Penulis maupun Menteri LHK, Siti Nurbaya sama-sama alumni SMA 8 Jakarta, hanya saja beda tahun lulus. Menteri Siti lulus 1974, sedangkan Suradi, tamat dari SMA 8 Jakarta tahun 1982.
Kemudian sebagai jurnalis, Suradi punya pegalaman panjang dalam bidang liputan di mana Siti Nurbaya menjabat, mulai Sekjen Departemen Dalam Negeri, kini Kemendagri, Sekjen Dewan Perwakilan Daerah (DPD) RI), dan kini sebagai Menteri LHK.
Dalam kata pengantarnya yang cukup panjang, Menteri Siti Nurbaya menulis, memoar seorang guru ini sangat menarik. Jarang sekali seorang guru maupun dosen mampu menuangkannya dengan cara yang populer dan tidak membosankan untuk dibaca.
Suradi memang piawai dalam menulis. Karena selain sebagai guru, pada saat bersamaan dia pun menjadi seorang jurnalis yang terus mengasah kemampuannya dalam bidang menulis.

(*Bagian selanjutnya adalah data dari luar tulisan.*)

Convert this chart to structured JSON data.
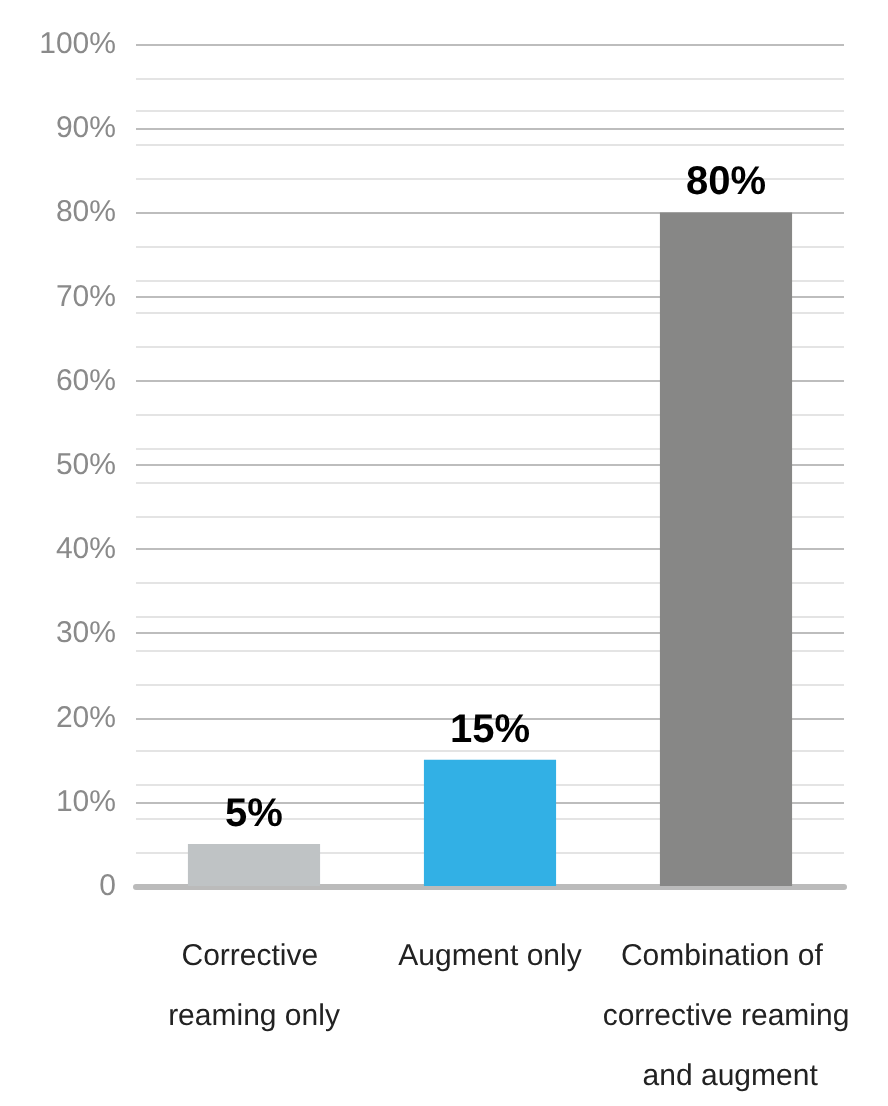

Sejumlah buku biografi tokoh dan buku serius lainnya juga telah lahir dari buah penanya.
“Membaca memoar ini, kita diajak untuk masuk dan menyelami kehidupan sebuah lembaga pendidikan, khususnya SMA Negeri 8 Jakarta yang sangat dikenal di Jakarta, di tingkat nasional, maupun di luar negeri. Maklum, sekolah ini telah mengukir prestasi akademik yang gemilang dan mampu mempertahankannya selama lebih 40 tahun, hingga kini,”ujar Menteri Siti.
Siti Nurbaya sendiri dalam pengantar buku ini mengakui, bahwa dirinya memiliki kenangan berkesan selama bersekolah di SMA Negeri 8 Jakarta. Siti Nurbaya dan sebanyak 8 bersaudara dalam satu rumah, semua bersekolah di SMA Negeri 8.
“Selama di sekolah, saya juga aktif dalam kegiatan ekstra kurikuler. Saya punya jadwal mingguan untuk latihan renang, basket, dan senam. Pada kegiatan basket yang saya tekuni sejak masih di SMP, saya kemudian sempat menjadi wasit bila ada pertandingan. Saya juga menjadi juri lomba menyanyi grup folk song,”ungkap Siti Nurbaya.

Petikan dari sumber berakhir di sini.